Disabling pain can occur in the absence of structural injury, and can continue to be severe in situations where the structural injury is objectively healed. The body will often continue to send disproportionately strong pain signals to the brain long after an injury has healed.
On top of the very complicated nature of pain, pain response is a very individual trait with wide variations from person to person (or player to player). A level of pain that might disable one athlete may have no discernible impact on another. In fact there are some cases where pain can make an athlete perform better.
Every athlete will deal with pain over the course of a season. In a contact sport like soccer virtually every player who has logged significant minutes will be dealing with some injuries of various magnitudes in the later stages of the season. They are literally never completely healthy.
How an athlete responds to pain can be modified through training, meditation as well as cultural and emotional factors. Some of these will be set in stone by the time an athlete reaches the professional level but some level of adjustment is possible if the team and the athlete is willing to work at it. You can intentionally learn to endure pain, and in fact your body can lean to re-categorize pain into less disabling forms.
To make that point clearer, large studies were done on cyclists who were trained until their lactate acid levels were very high, in fact, painfully so, to the levels of lactic acidosis. However this pain was always worse amongst younger pros. Older pros, with the same objective levels of lactic acid build-up reported feeling fatigue (much less disabling) rather than pain and burning. Without an intentional plan their body had “learned” to interpret certain categories of pain signals as fatigue, to great success.

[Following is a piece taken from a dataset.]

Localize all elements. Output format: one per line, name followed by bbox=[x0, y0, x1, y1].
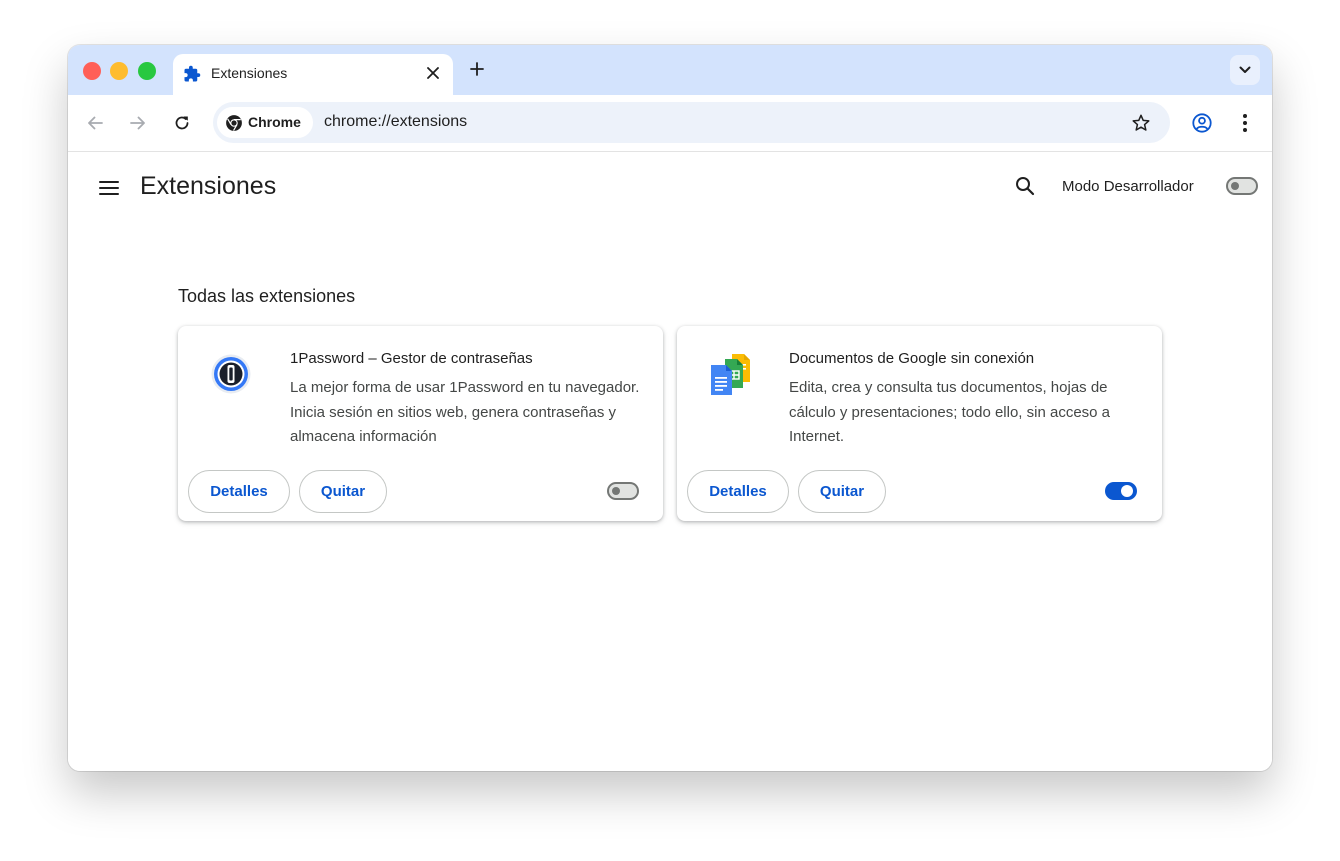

The emotional impact of injury cannot be ignored either. Even after an injury has structurally healed a player can be fearful of re-injury or more accurately afraid of new and potentially worse pain. Until they have satisfied themselves that going full tilt is not going to hurt them again, they will be unable to perform optimally.
This is where the team training staff and psychological support are crucial.
Injured players (perhaps all players) need to be educated in the “hurt v. harm” concept if they are to maximize their potential. Players need to be able to internalize the idea that things that “hurt” (ie cause a painful sensation) don’t always cause harm (ie structural damage). While sometimes the body will do this on its own, far more effective results can be achieved with one-on-one athlete counseling around pain and injury.
So when we as fans see rotation (or lack thereof) and players being sat or allowed to play with and through injury we need to realize that there is a lot of modern sport science going into these decisions. One would expect that a large, cutting edge club like Bayern would be using all the data it can get its hands on to make those decisions, and systematically helping players to play effectively when in pain without risking more harm.